LA BATTAGLIA NELLA RETE
Un sito per partecipare alla campagna "Stop Fgm"
Mutilazioni genitali femminili. Per spiegare che cosa sono, cosa si fa per contrastarle, quali sono le leggi locali e internazionali che possono essere invocate, la campagna internazionale "Stop Fgm" si affida anche a Internet con un portale web (www.stopfgm.org) realizzato e aggiornato con il contributo di otto organizzazioni non governative africane. Uno strumento di informazione, ma anche di testimonianze personali e di progetti in corso in ogni angolo del mondo (in lingua inglese, francese e araba).


FACCIAMO UN PO´ DI CHIAREZZA
Ecco in cosa consistono le pratiche messe sotto accusa
Le mutilazioni dei genitali femminili - spesso chiamate eufemisticamente "circoncisioni femminili" - comprendono una vasta gamma di pratiche diffuse in gran parte dell´Africa.
L´escissione (più propriamente detta clitoridectomia) consiste nel taglio parziale o totale della clitoride. L´operazione può aver luogo subito dopo la nascita, pochi mesi o anni dopo, oppure al raggiungimento della pubertà, ed è eseguita solitamente dalle donne anziane con coltelli, rasoi o pezzi di vetro. All´escissione talvolta sono associati ad altri tipi di mutilazione, come la labiotomia (asportazione delle grandi e piccole labbra). Si stima che in Somalia e a Gibuti il 98% delle donne venga sottoposto a questa pratica (molto diffusa anche in Eritrea, Etiopia, Sierra Leone, Sudan, Kenya, Mali e Burkina Faso). Contrariamente a quanto spesso si crede, l´escissione non è in alcun modo legata ai precetti coranici (che, invece, prescrivono la circoncisione maschile): esistono notizie storiche di questa pratica risalenti a 6 mila anni fa.
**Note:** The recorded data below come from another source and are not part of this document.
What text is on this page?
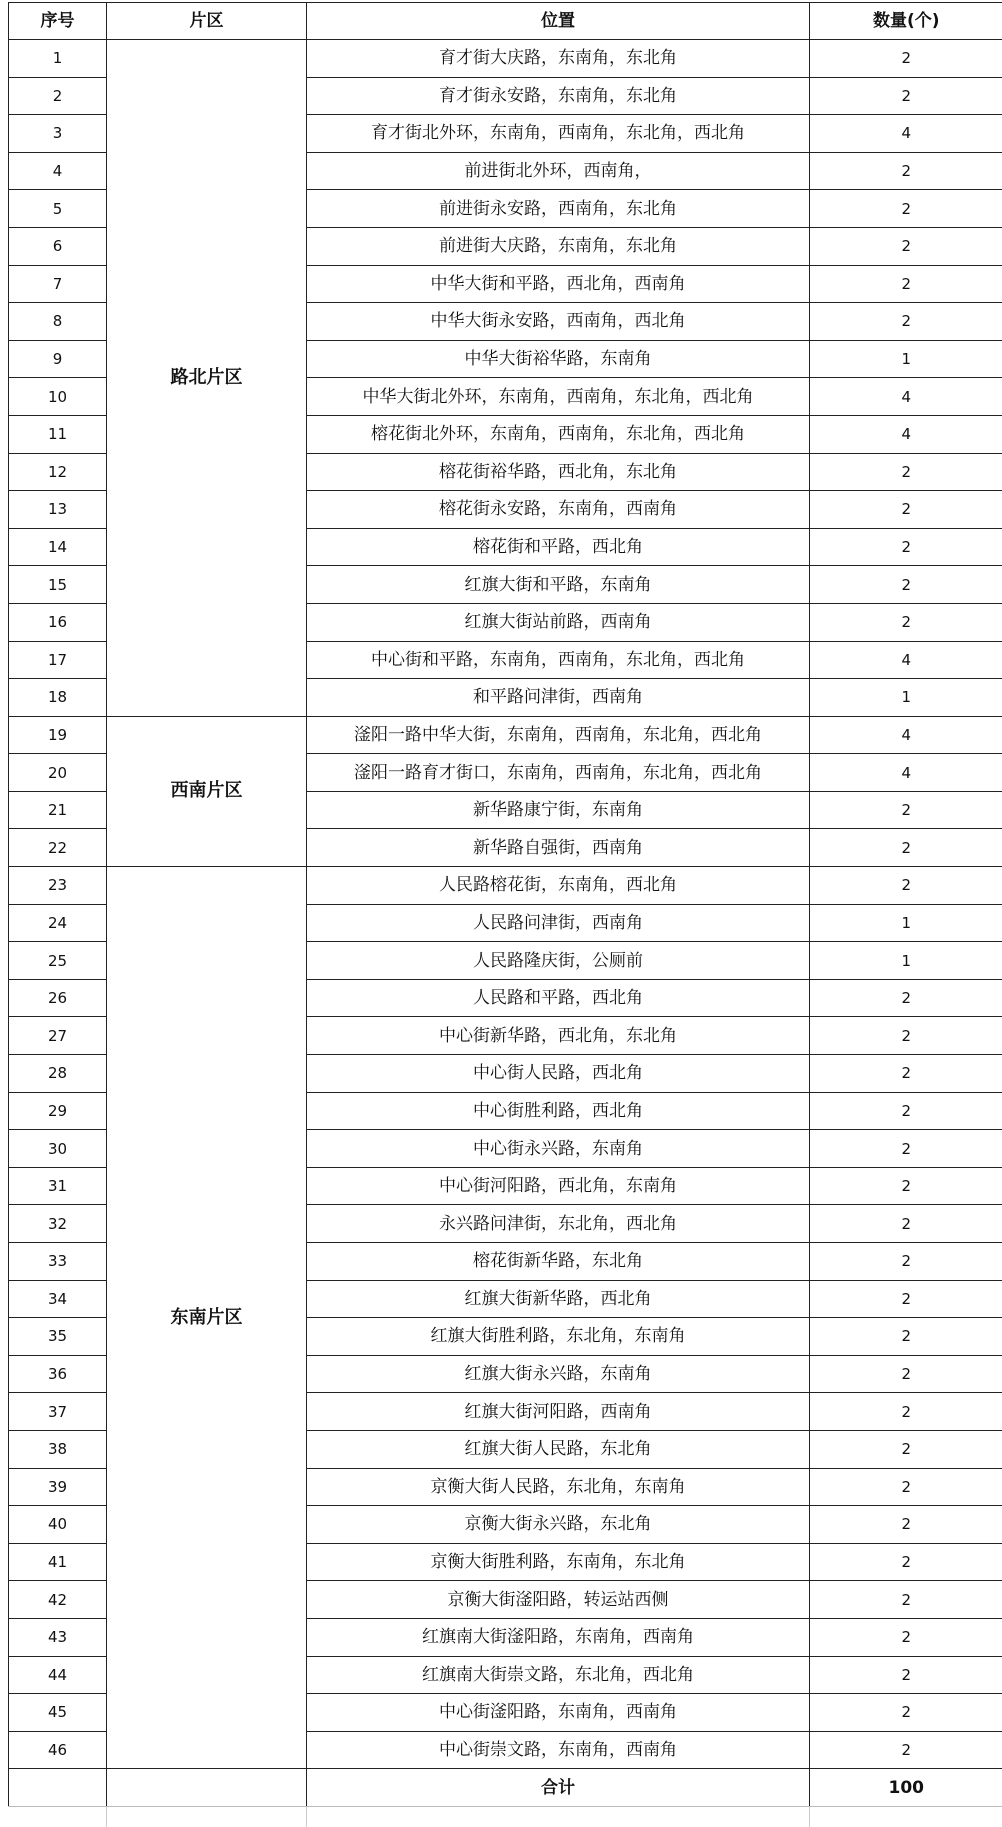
序号	片区	位置	数量(个)
1	路北片区	育才街大庆路，东南角，东北角	2
2		育才街永安路，东南角，东北角	2
3		育才街北外环，东南角，西南角，东北角，西北角	4
4		前进街北外环，西南角，	2
5		前进街永安路，西南角，东北角	2
6		前进街大庆路，东南角，东北角	2
7		中华大街和平路，西北角，西南角	2
8		中华大街永安路，西南角，西北角	2
9		中华大街裕华路，东南角	1
10		中华大街北外环，东南角，西南角，东北角，西北角	4
11		榕花街北外环，东南角，西南角，东北角，西北角	4
12		榕花街裕华路，西北角，东北角	2
13		榕花街永安路，东南角，西南角	2
14		榕花街和平路，西北角	2
15		红旗大街和平路，东南角	2
16		红旗大街站前路，西南角	2
17		中心街和平路，东南角，西南角，东北角，西北角	4
18		和平路问津街，西南角	1
19	西南片区	滏阳一路中华大街，东南角，西南角，东北角，西北角	4
20		滏阳一路育才街口，东南角，西南角，东北角，西北角	4
21		新华路康宁街，东南角	2
22		新华路自强街，西南角	2
23	东南片区	人民路榕花街，东南角，西北角	2
24		人民路问津街，西南角	1
25		人民路隆庆街，公厕前	1
26		人民路和平路，西北角	2
27		中心街新华路，西北角，东北角	2
28		中心街人民路，西北角	2
29		中心街胜利路，西北角	2
30		中心街永兴路，东南角	2
31		中心街河阳路，西北角，东南角	2
32		永兴路问津街，东北角，西北角	2
33		榕花街新华路，东北角	2
34		红旗大街新华路，西北角	2
35		红旗大街胜利路，东北角，东南角	2
36		红旗大街永兴路，东南角	2
37		红旗大街河阳路，西南角	2
38		红旗大街人民路，东北角	2
39		京衡大街人民路，东北角，东南角	2
40		京衡大街永兴路，东北角	2
41		京衡大街胜利路，东南角，东北角	2
42		京衡大街滏阳路，转运站西侧	2
43		红旗南大街滏阳路，东南角，西南角	2
44		红旗南大街崇文路，东北角，西北角	2
45		中心街滏阳路，东南角，西南角	2
46		中心街崇文路，东南角，西南角	2
		合计	100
L´infibulazione (dal latino "fibula", che significa "spilla") è una procedura mutilativa con la quale la vagina viene parzialmente chiusa con una sutura. Essa viene sempre eseguita insieme all´escissione, a bambine tra i due e gli otto anni (ma può essere effettuata più volte nel corso della vita). La grandi labbra, e talvolta anche le piccole labbra, vengono totalmente asportate. Le ferite vengono cucite, lasciando un´apertura della larghezza di un dito per consentire la fuoriuscita delle urine e del sangue mestruale. Poco prima del matrimonio, una donna esperta o lo sposo praticano la defibulazione, aprendo la cicatrice con un taglio. All´avvicinarsi del primo parto, la cicatrice è ulteriormente allargata, per essere richiusa di nuovo subito dopo, lasciando un´apertura appena sufficiente per il rapporto sessuale. I ripetuti interventi provocano gravissimi disturbi fisici e psicologici (soprattutto emorragie e infezioni acute dell´uretra e dell´apparato genitale), che possono condurre non solo alla sterilità ma persino alla morte. L´infibulazione è diffusa in Somalia e in Etiopia, ma anche in alcune zone dell´Eritrea, nel nord del Sudan e del Kenya, in Mali e nella Nigeria settentrionale.

MEGLIO APPROFONDIRE IL DISCORSO
Un libro e un dizionario per saperne di più
L´approccio alla questione delle mutilazioni genitali femminili rimane prevalentemente sensazionalistico, spesso fondato su una semplificazione eccessiva che giunge talvolta alla totale banalizzazione di una realtà molto complessa. Per approfondire il tema delle mutilazioni può essere utile leggere il libro "I segni sul corpo" (Bollati e Boringhieri 2003, pp. 176, € 15) della ricercatrice Michela Fusaschi: un saggio scrupoloso, libero da pregiudizi, che offre un interessante percorso di mediazione culturale. Da segnalare anche il primo dizionario sulle mutilazioni genitali femminili, scritto dalla scrittrice franco-tunisina Sophie Bessis: il volume raccoglie statistiche, analisi sociologiche, ricerche antropologiche e informazioni scientifiche. Informazioni su www.stopfgm.org.